With the holidays around the corner, it's the perfect occasion to squeeze in a couple books. That's especially true if you're not traveling this year. This list of books is all under 300 pages, making them the perfect companion for the extra time you might have throughout the next couple weeks.
'Afterlife,' by Julia Alvarez
The author of In the Time of the Butterflies, with more than one million copies in print, is back with a tour de force. Antonia Vega has just retired when her beloved husband, Sam, suddenly dies. And then more jolts: her bighearted but unstable sister disappears, and Antonia returns home one evening to find a pregnant, undocumented teenager on her doorstep. Set in a small Vermont town, Afterlife shows how culture and politics intersect with place and asks: What do we owe those in crisis in our families, including maybe especially members of our human family?
'The Poison Garden,' by A.J. Banner
A woman's idyllic life becomes a deceptive hall of mirrors in a thriller of exquisitely constructed psychological suspense by A. J. Banner, bestselling author of The Good Neighbor.
Elise Watters seems to have it all--a blissful marriage, a gorgeous Victorian home surrounded by lush gardens, and a dream job running her late mother's herbal boutique.
But on the eve of her first wedding anniversary, Elise makes a shocking discovery that turns her life upside down and casts doubt on everything she thought she knew--about her marriage, her friends, and even herself. As she treads into dangerous territory, Elise is forced to wonder: Is her whole future at stake? Or is paranoia getting the best of her?
If she is to believe what she sees, Elise has every reason to fear for her life...
'The Uncommon Reader,' by Alan Bennett
From the author of The History Boys and The Clothes They Stood Up In.

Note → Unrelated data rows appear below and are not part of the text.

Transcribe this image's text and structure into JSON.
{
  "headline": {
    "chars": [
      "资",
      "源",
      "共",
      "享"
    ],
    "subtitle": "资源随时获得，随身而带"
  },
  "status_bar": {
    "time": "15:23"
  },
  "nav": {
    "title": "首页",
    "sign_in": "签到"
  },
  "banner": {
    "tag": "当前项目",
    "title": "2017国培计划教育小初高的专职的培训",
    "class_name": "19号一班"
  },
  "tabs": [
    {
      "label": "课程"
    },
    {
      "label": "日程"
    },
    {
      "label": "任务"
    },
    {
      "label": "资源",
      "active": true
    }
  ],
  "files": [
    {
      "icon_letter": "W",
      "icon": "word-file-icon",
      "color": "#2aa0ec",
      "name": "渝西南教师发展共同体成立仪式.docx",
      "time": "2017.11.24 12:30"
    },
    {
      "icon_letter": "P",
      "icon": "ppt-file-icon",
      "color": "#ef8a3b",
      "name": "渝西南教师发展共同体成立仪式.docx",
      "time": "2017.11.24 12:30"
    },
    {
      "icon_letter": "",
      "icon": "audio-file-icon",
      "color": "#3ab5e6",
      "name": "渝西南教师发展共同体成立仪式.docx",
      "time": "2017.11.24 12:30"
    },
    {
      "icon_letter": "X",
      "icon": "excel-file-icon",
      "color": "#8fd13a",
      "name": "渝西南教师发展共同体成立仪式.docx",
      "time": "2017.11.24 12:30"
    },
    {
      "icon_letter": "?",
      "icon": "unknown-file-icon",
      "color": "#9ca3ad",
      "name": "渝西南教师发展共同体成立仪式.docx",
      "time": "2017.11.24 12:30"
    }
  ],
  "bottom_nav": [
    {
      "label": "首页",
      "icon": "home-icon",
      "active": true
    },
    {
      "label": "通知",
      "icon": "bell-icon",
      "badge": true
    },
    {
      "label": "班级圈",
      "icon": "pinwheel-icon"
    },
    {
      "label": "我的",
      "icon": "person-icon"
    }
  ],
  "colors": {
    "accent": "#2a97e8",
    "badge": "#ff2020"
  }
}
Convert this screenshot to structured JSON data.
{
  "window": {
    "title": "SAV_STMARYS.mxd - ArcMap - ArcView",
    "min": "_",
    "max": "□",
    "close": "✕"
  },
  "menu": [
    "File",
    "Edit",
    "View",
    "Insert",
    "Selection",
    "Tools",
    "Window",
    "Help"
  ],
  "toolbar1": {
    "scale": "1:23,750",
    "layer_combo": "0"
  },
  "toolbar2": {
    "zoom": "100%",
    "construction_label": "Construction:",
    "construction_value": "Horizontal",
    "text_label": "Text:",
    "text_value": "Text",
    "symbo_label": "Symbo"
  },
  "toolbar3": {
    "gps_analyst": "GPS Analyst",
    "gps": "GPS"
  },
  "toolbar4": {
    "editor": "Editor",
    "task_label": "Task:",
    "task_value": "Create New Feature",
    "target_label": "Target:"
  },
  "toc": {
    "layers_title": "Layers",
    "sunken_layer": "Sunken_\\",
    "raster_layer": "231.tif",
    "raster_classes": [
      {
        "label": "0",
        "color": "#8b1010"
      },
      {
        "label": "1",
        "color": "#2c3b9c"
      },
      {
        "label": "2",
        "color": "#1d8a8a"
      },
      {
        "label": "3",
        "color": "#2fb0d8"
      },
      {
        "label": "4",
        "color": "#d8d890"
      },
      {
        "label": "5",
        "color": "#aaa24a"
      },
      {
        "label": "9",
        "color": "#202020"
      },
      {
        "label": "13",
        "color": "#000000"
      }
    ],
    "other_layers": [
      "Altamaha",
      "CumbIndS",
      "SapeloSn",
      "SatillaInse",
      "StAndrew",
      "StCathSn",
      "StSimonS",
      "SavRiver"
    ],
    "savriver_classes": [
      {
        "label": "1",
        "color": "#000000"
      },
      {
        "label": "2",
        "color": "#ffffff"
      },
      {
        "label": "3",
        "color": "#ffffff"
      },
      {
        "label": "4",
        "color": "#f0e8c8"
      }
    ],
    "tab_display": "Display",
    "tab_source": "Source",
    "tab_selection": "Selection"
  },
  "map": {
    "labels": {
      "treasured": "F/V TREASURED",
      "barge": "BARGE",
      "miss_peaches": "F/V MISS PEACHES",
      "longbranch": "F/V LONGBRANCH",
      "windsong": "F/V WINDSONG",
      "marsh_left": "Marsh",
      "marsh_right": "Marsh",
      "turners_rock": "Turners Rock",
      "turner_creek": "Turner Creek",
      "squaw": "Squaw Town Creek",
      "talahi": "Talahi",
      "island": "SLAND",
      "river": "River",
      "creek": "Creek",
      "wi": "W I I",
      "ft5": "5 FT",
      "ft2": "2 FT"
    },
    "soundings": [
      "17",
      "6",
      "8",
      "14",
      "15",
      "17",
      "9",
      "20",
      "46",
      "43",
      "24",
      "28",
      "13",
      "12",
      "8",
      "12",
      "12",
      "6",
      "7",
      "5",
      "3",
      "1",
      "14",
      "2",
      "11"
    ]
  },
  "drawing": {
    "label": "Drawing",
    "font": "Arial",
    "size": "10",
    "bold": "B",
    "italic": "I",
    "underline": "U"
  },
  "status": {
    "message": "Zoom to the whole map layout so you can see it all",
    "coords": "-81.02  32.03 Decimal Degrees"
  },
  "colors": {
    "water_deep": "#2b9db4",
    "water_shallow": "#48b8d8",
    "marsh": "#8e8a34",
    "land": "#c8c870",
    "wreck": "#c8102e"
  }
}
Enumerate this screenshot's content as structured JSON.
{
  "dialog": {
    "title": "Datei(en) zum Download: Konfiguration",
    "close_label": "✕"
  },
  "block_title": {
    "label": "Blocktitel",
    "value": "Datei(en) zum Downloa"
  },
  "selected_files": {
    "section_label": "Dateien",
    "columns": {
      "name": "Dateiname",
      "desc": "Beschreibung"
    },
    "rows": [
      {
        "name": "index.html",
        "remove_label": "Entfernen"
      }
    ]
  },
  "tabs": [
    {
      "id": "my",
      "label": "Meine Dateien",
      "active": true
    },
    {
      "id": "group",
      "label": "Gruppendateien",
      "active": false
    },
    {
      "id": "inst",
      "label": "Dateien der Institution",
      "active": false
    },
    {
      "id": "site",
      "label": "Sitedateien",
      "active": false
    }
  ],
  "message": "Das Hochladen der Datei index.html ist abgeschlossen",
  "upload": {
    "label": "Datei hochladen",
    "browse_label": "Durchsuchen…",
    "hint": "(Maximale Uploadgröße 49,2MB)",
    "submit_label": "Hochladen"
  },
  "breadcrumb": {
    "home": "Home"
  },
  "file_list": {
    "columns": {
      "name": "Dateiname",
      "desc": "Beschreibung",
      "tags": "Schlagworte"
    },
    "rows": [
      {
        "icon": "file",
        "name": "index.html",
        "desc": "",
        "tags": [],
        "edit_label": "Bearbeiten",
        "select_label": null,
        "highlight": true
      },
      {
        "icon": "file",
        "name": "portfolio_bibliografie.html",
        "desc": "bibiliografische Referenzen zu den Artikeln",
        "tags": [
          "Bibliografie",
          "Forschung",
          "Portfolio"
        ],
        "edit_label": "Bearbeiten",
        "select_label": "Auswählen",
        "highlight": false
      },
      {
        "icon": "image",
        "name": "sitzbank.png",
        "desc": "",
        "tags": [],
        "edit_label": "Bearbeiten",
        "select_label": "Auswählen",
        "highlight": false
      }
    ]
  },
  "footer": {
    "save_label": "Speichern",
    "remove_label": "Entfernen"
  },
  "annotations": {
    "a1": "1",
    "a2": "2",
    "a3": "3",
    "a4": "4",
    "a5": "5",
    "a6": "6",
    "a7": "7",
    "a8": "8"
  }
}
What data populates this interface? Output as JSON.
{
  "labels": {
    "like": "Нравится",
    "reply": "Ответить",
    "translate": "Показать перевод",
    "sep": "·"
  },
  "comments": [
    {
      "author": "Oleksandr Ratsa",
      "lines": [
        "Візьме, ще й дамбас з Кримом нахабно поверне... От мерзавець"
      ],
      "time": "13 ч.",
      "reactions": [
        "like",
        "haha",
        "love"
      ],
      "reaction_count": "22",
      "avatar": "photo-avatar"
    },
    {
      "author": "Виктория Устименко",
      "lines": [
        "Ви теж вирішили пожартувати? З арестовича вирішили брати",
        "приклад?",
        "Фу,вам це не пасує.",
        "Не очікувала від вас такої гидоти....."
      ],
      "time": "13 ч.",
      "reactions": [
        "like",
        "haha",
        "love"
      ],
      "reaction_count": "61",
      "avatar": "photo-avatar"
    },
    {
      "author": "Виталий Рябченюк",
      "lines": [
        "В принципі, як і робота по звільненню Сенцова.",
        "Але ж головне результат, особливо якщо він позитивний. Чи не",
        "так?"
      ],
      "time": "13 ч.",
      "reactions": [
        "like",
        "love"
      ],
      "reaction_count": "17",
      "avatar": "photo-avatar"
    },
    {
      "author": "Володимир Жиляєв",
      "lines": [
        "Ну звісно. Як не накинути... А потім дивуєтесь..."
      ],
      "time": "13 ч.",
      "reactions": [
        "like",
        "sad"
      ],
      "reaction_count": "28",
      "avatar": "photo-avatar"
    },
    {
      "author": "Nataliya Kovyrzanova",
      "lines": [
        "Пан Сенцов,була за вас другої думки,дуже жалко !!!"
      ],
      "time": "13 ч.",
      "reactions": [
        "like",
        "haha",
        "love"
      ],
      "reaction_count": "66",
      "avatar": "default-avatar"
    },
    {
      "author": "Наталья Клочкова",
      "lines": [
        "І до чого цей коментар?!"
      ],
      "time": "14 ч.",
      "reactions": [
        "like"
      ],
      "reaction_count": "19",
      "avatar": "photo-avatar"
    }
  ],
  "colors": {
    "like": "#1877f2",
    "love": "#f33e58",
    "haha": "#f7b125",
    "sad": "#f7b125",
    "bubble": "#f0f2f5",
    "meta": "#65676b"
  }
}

A deliciously funny novella that celebrates the pleasure of reading. When the Queen in pursuit of her wandering corgis stumbles upon a mobile library she feels duty bound to borrow a book. Aided by Norman, a young man from the palace kitchen who frequents the library, Bennett describes the Queen's transformation as she discovers the liberating pleasures of the written word. With the poignant and mischievous wit of The History Boys, England's best loved author revels in the power of literature to change even the most uncommon reader's life.
'Between the World and Me,' by Ta-Nehisi Coates
In a profound work that pivots from the biggest questions about American history and ideals to the most intimate concerns of a father for his son, Ta-Nehisi Coates offers a powerful new framework for understanding our nation's history and current crisis. Americans have built an empire on the idea of "race," a falsehood that damages us all but falls most heavily on the bodies of black women and men--bodies exploited through slavery and segregation, and, today, threatened, locked up, and murdered out of all proportion. What is it like to inhabit a black body and find a way to live within it? And how can we all honestly reckon with this fraught history and free ourselves from its burden?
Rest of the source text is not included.